“Your hairy legs make you look like a monkey under water, Amanda” she said with a slight smirk. My mom had taken us kids to the public pool that day and apparently the one time she put her head under water in play with us, she noticed the dark brown hairs dancing along the equally dark skin of my 10-year old legs. This elicited a purpose within my mother to teach me how to shave…and she did.

When I entered the fifth grade, I began to suffer severely with acne and became the butt of many jokes in class. I remember coming home, more often than not, in tears because I was teased relentlessly for my imperfect skin. Once again, mama purposefully taught me how to properly wash my face and how to wear just a smidge of makeup to help cover the unsightly red marks from unforgiving pimples. To this day, I still only wear foundation, a touch of blush, and mascara…just like she taught me.

My mama taught me how to do many practical things. Like, how to properly wash dishes; how to separate, wash, and fold laundry; how to iron; how to REALLY get down into the cracks and crevices during the ‘Saturday cleaning day’; how to cook (which I hate to do, by the way–sorry mom); and how to prepare my home for guests. She taught me that when visitors come, it doesn’t matter who they are, they should ALWAYS get the best bed in the house. When I was young, that usually meant the guests got HER bed. She taught me how to coordinate my clothes, shoes, and jewelry. (I have completely rebelled against this–again, sorry mom).

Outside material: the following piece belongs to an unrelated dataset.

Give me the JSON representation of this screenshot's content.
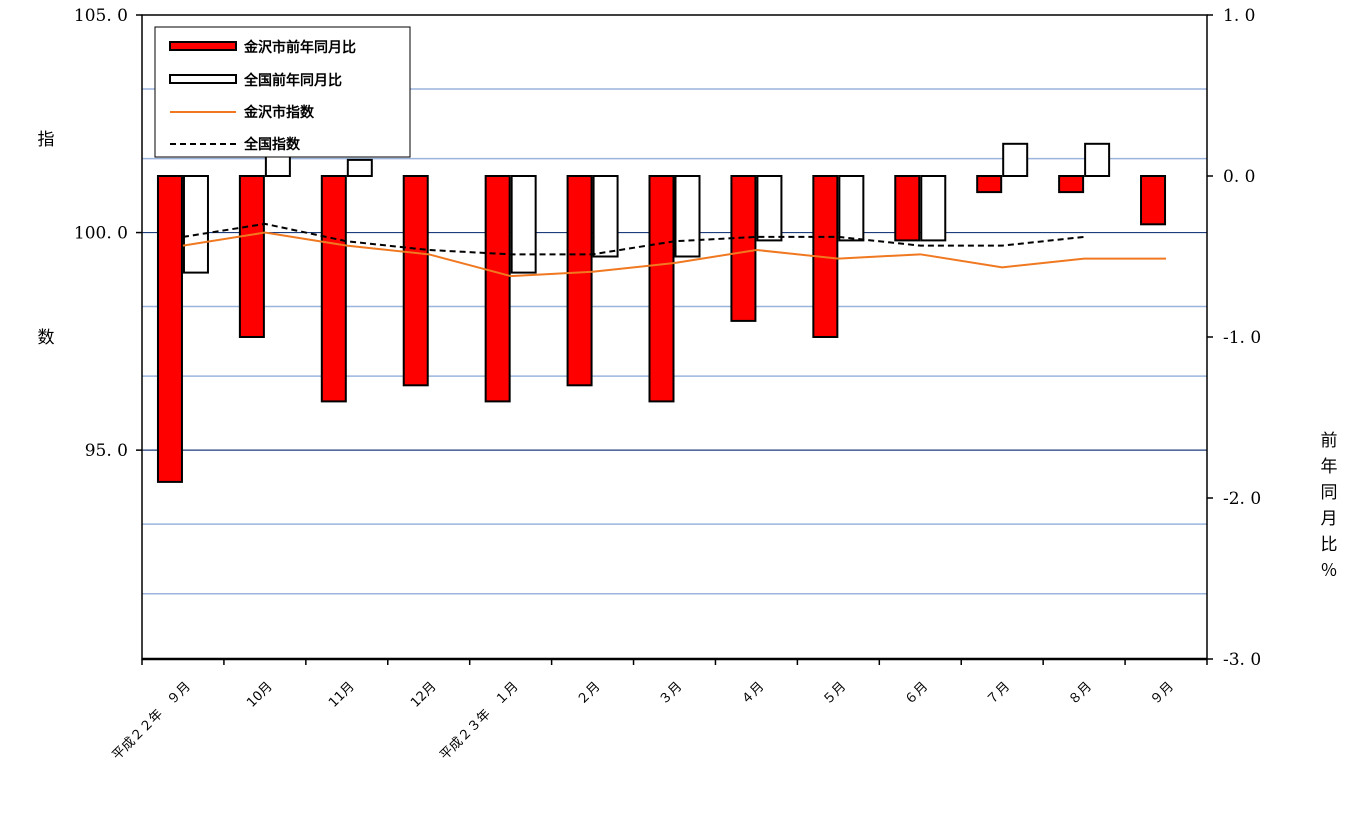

But, more than just the practical things mama taught me, she taught me so much more. I was her first baby, and she had me very young so, essentially, we kind of grew up together. This made for some pretty hard moments, some awkward moments, some sad moments, and some really funny moments. (I wonder if she remembers the first time I ever took a pregnancy test or the book I read in Kindergarten with a ‘bad word’ in it. *face palm*).

My mama doesn’t know it but she taught me to persevere. She taught me to keep moving even when there is every reason in front of me to stop and give up. She taught me that life isn’t always fair, and ‘whoever said it was, lied!’ She taught me that when you make a mistake, you might want to run from it, but it will always catch up to you.

My mama taught me how to reach out to Jesus. In the midst of a very traumatic moment, she showed up and handed me the Bible and instructed me to read Psalm 91. Her daddy gave that to her when she was afraid and she, then handed it over to me for the same reason. I still cling to that particular Psalm to this day because of her.

When I lived in active addiction, when I was in toxic relationship after toxic relationship, when my heart had been broken, when I had to give up my only child…mama was there. No one else…just mama. And when she finally had to turn me away because my addiction had taken too much from her, she demonstrated the highest form of love a mother could. It saved my life.

My mama wasn’t perfect, by any means. No mom is. But in my mama’s imperfection, she was perfect to me. We struggle with our relationship some days, but I never question if she will be there for me when I need her…and even when I don’t. 😉

Thank you, mama, for who you’ve been for me, to me, and with me through these 40 years. I don’t say it near as often enough, but I appreciate you, and I love you more than you could ever know this side of heaven. In fact, I love you to the moon and back. <3

My child, listen when your father corrects you. Don’t neglect your mother’s instruction. What you learn from them will crown you with grace and be a chain of honor around your neck. Proverbs 1:8-9

(I kind of hate doing things when the world says it should be done–like posting this on Mother’s Day. So, yes, it’s ‘late’ by the world’s standards, but I hope it’s right on time for my mama.)